Hi all,
I am writing a filter driver that must buffer a log of all write events to file system and then periodically flush it to a disk.
My question is: What I should to do to don’t miss a buffered data if snapshot event will be started?
Maybe I can somehow catch vss events and flush my data to the disk before it?

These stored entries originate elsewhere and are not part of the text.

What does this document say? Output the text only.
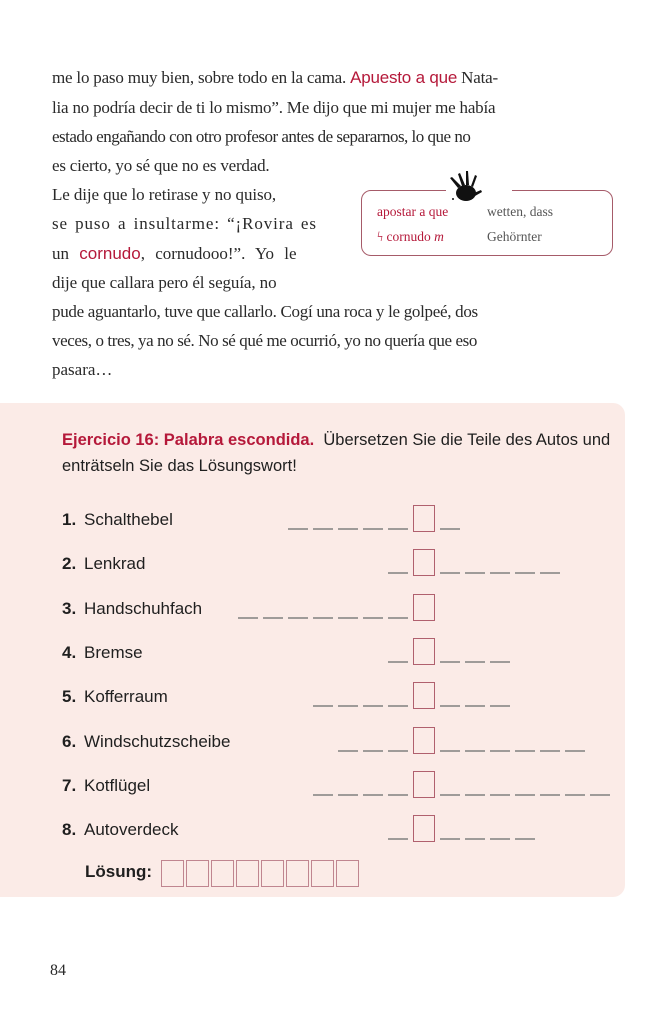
me lo paso muy bien, sobre todo en la cama. Apuesto a que Nata-
lia no podría decir de ti lo mismo”. Me dijo que mi mujer me había
estado engañando con otro profesor antes de separarnos, lo que no
es cierto, yo sé que no es verdad.
Le dije que lo retirase y no quiso,
se puso a insultarme: “¡Rovira es
un cornudo, cornudooo!”. Yo le
dije que callara pero él seguía, no
pude aguantarlo, tuve que callarlo. Cogí una roca y le golpeé, dos
veces, o tres, ya no sé. No sé qué me ocurrió, yo no quería que eso
pasara…
apostar a que	wetten, dass
ϟ cornudo m	Gehörnter
Ejercicio 16: Palabra escondida. Übersetzen Sie die Teile des Autos und enträtseln Sie das Lösungswort!
1. Schalthebel
2. Lenkrad
3. Handschuhfach
4. Bremse
5. Kofferraum
6. Windschutzscheibe
7. Kotflügel
8. Autoverdeck
Lösung:
84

Thanks a lot for your answers!
IOCTL_VOLSNAP_FLUSH_AND_HOLD_WRITES
After this IOCTL will flow through the filter (it is documented for the purpose of filtering), no writes will arrive between FSD lower egde and VolSnap upper edge, till the snapshot creation.
–
Maxim S. Shatskih
Microsoft MVP on File System And Storage
xxxxx@storagecraft.com
http://www.storagecraft.com
wrote in message news:xxxxx@ntfsd…
> Hi all,
>
> I am writing a filter driver that must buffer a log of all write events to file system and then periodically flush it to a disk.

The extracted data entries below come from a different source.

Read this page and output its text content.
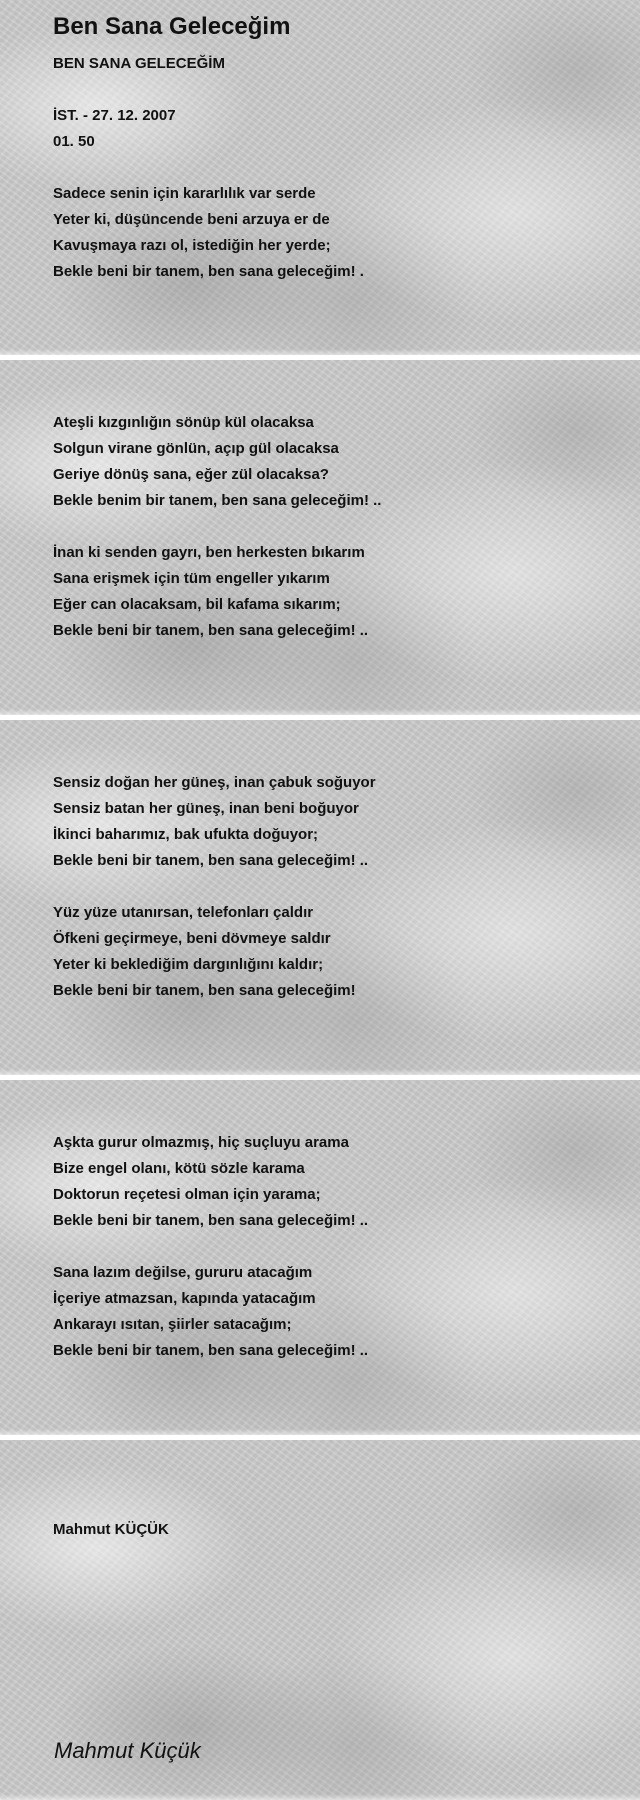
Ben Sana Geleceğim
BEN SANA GELECEĞİM
İST. - 27. 12. 2007
01. 50
Sadece senin için kararlılık var serde
Yeter ki, düşüncende beni arzuya er de
Kavuşmaya razı ol, istediğin her yerde;
Bekle beni bir tanem, ben sana geleceğim! .
Ateşli kızgınlığın sönüp kül olacaksa
Solgun virane gönlün, açıp gül olacaksa
Geriye dönüş sana, eğer zül olacaksa?
Bekle benim bir tanem, ben sana geleceğim! ..
İnan ki senden gayrı, ben herkesten bıkarım
Sana erişmek için tüm engeller yıkarım
Eğer can olacaksam, bil kafama sıkarım;
Bekle beni bir tanem, ben sana geleceğim! ..
Sensiz doğan her güneş, inan çabuk soğuyor
Sensiz batan her güneş, inan beni boğuyor
İkinci baharımız, bak ufukta doğuyor;
Bekle beni bir tanem, ben sana geleceğim! ..
Yüz yüze utanırsan, telefonları çaldır
Öfkeni geçirmeye, beni dövmeye saldır
Yeter ki beklediğim dargınlığını kaldır;
Bekle beni bir tanem, ben sana geleceğim!
Aşkta gurur olmazmış, hiç suçluyu arama
Bize engel olanı, kötü sözle karama
Doktorun reçetesi olman için yarama;
Bekle beni bir tanem, ben sana geleceğim! ..
Sana lazım değilse, gururu atacağım
İçeriye atmazsan, kapında yatacağım
Ankarayı ısıtan, şiirler satacağım;
Bekle beni bir tanem, ben sana geleceğim! ..
Mahmut KÜÇÜK
Mahmut Küçük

> My question is: What I should to do to don’t miss a buffered data if snapshot event will be started?
> Maybe I can somehow catch vss events and flush my data to the disk before it?
>
> Thanks a lot for your answers!
>
Thank you a lot for your advice, Maxim. It is work well.

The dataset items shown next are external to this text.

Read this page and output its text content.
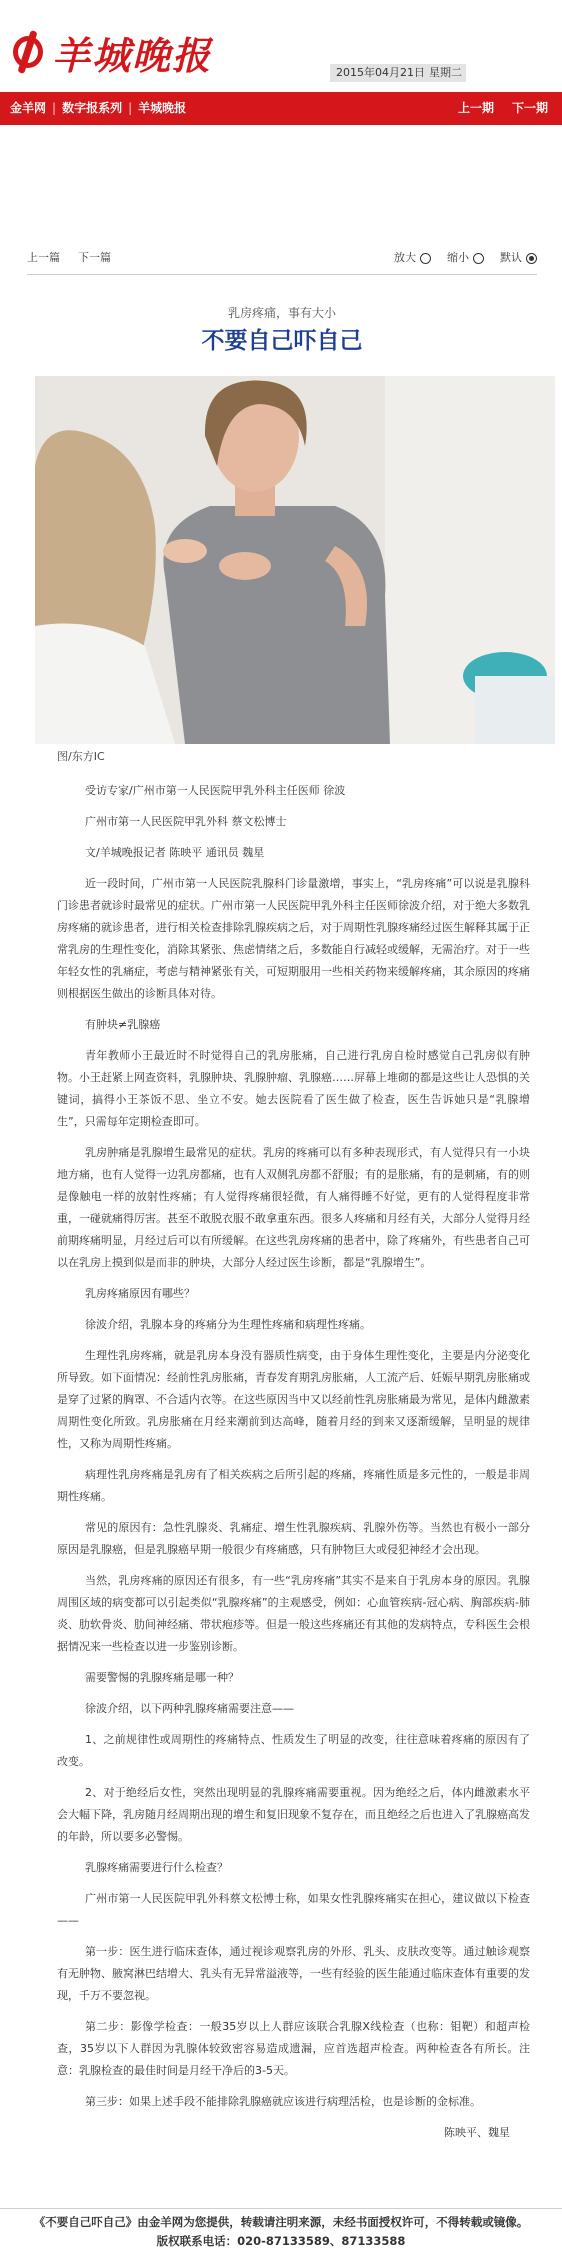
羊城晚报	2015年04月21日 星期二
金羊网 | 数字报系列 | 羊城晚报	上一期 下一期
上一篇 下一篇	放大	缩小	默认
乳房疼痛，事有大小
不要自己吓自己
图/东方IC

受访专家/广州市第一人民医院甲乳外科主任医师 徐波

广州市第一人民医院甲乳外科 蔡文松博士

文/羊城晚报记者 陈映平 通讯员 魏星

近一段时间，广州市第一人民医院乳腺科门诊量激增，事实上，“乳房疼痛”可以说是乳腺科门诊患者就诊时最常见的症状。广州市第一人民医院甲乳外科主任医师徐波介绍，对于绝大多数乳房疼痛的就诊患者，进行相关检查排除乳腺疾病之后，对于周期性乳腺疼痛经过医生解释其属于正常乳房的生理性变化，消除其紧张、焦虑情绪之后，多数能自行减轻或缓解，无需治疗。对于一些年轻女性的乳痛症，考虑与精神紧张有关，可短期服用一些相关药物来缓解疼痛，其余原因的疼痛则根据医生做出的诊断具体对待。

有肿块≠乳腺癌

青年教师小王最近时不时觉得自己的乳房胀痛，自己进行乳房自检时感觉自己乳房似有肿物。小王赶紧上网查资料，乳腺肿块、乳腺肿瘤、乳腺癌……屏幕上堆砌的都是这些让人恐惧的关键词，搞得小王茶饭不思、坐立不安。她去医院看了医生做了检查，医生告诉她只是“乳腺增生”，只需每年定期检查即可。

乳房肿痛是乳腺增生最常见的症状。乳房的疼痛可以有多种表现形式，有人觉得只有一小块地方痛，也有人觉得一边乳房都痛，也有人双侧乳房都不舒服；有的是胀痛，有的是刺痛，有的则是像触电一样的放射性疼痛；有人觉得疼痛很轻微，有人痛得睡不好觉，更有的人觉得程度非常重，一碰就痛得厉害。甚至不敢脱衣服不敢拿重东西。很多人疼痛和月经有关，大部分人觉得月经前期疼痛明显，月经过后可以有所缓解。在这些乳房疼痛的患者中，除了疼痛外，有些患者自己可以在乳房上摸到似是而非的肿块，大部分人经过医生诊断，都是“乳腺增生”。

乳房疼痛原因有哪些？

徐波介绍，乳腺本身的疼痛分为生理性疼痛和病理性疼痛。

生理性乳房疼痛，就是乳房本身没有器质性病变，由于身体生理性变化，主要是内分泌变化所导致。如下面情况：经前性乳房胀痛，青春发育期乳房胀痛，人工流产后、妊娠早期乳房胀痛或是穿了过紧的胸罩、不合适内衣等。在这些原因当中又以经前性乳房胀痛最为常见，是体内雌激素周期性变化所致。乳房胀痛在月经来潮前到达高峰，随着月经的到来又逐渐缓解，呈明显的规律性，又称为周期性疼痛。

病理性乳房疼痛是乳房有了相关疾病之后所引起的疼痛，疼痛性质是多元性的，一般是非周期性疼痛。

常见的原因有：急性乳腺炎、乳痛症、增生性乳腺疾病、乳腺外伤等。当然也有极小一部分原因是乳腺癌，但是乳腺癌早期一般很少有疼痛感，只有肿物巨大或侵犯神经才会出现。

当然，乳房疼痛的原因还有很多，有一些“乳房疼痛”其实不是来自于乳房本身的原因。乳腺周围区域的病变都可以引起类似“乳腺疼痛”的主观感受，例如：心血管疾病-冠心病、胸部疾病-肺炎、肋软骨炎、肋间神经痛、带状疱疹等。但是一般这些疼痛还有其他的发病特点，专科医生会根据情况来一些检查以进一步鉴别诊断。

需要警惕的乳腺疼痛是哪一种？

徐波介绍，以下两种乳腺疼痛需要注意——

1、之前规律性或周期性的疼痛特点、性质发生了明显的改变，往往意味着疼痛的原因有了改变。

2、对于绝经后女性，突然出现明显的乳腺疼痛需要重视。因为绝经之后，体内雌激素水平会大幅下降，乳房随月经周期出现的增生和复旧现象不复存在，而且绝经之后也进入了乳腺癌高发的年龄，所以要多必警惕。

乳腺疼痛需要进行什么检查？

广州市第一人民医院甲乳外科蔡文松博士称，如果女性乳腺疼痛实在担心，建议做以下检查——

第一步：医生进行临床查体，通过视诊观察乳房的外形、乳头、皮肤改变等。通过触诊观察有无肿物、腋窝淋巴结增大、乳头有无异常溢液等，一些有经验的医生能通过临床查体有重要的发现，千万不要忽视。

第二步：影像学检查：一般35岁以上人群应该联合乳腺X线检查（也称：钼靶）和超声检查，35岁以下人群因为乳腺体较致密容易造成遗漏，应首选超声检查。两种检查各有所长。注意：乳腺检查的最佳时间是月经干净后的3-5天。

第三步：如果上述手段不能排除乳腺癌就应该进行病理活检，也是诊断的金标准。

陈映平、魏星

《不要自己吓自己》由金羊网为您提供，转载请注明来源，未经书面授权许可，不得转载或镜像。
版权联系电话：020-87133589、87133588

But do you know why I get IOCTL_VOLSNAP_FLUSH_AND_HOLD_WRITES twice in pre and post callbacks each? I invistigated pid and they are different.
For example:
PreDeviceIOControlCallback: pid = 25c
PostDeviceIOControlCallback: pid = 25c
PreDeviceIOControlCallback: pid = 25c
PostDeviceIOControlCallback: pid = 4
Besides, this pid is not equal with pid of program which has been requested vss that I can see in procmon, for example. I took into consideration the fact that pid appears in different numbering systems in procmon and result of PsGetCurrentProcessId().
Is it ok?
up!
The problem is that I catch IOCTL_VOLSNAP_FLUSH_AND_HOLD_WRITES twice. I have suggested that once it comes to the driver and another for the partition itself. Maybe someone knows how to distinguish between them?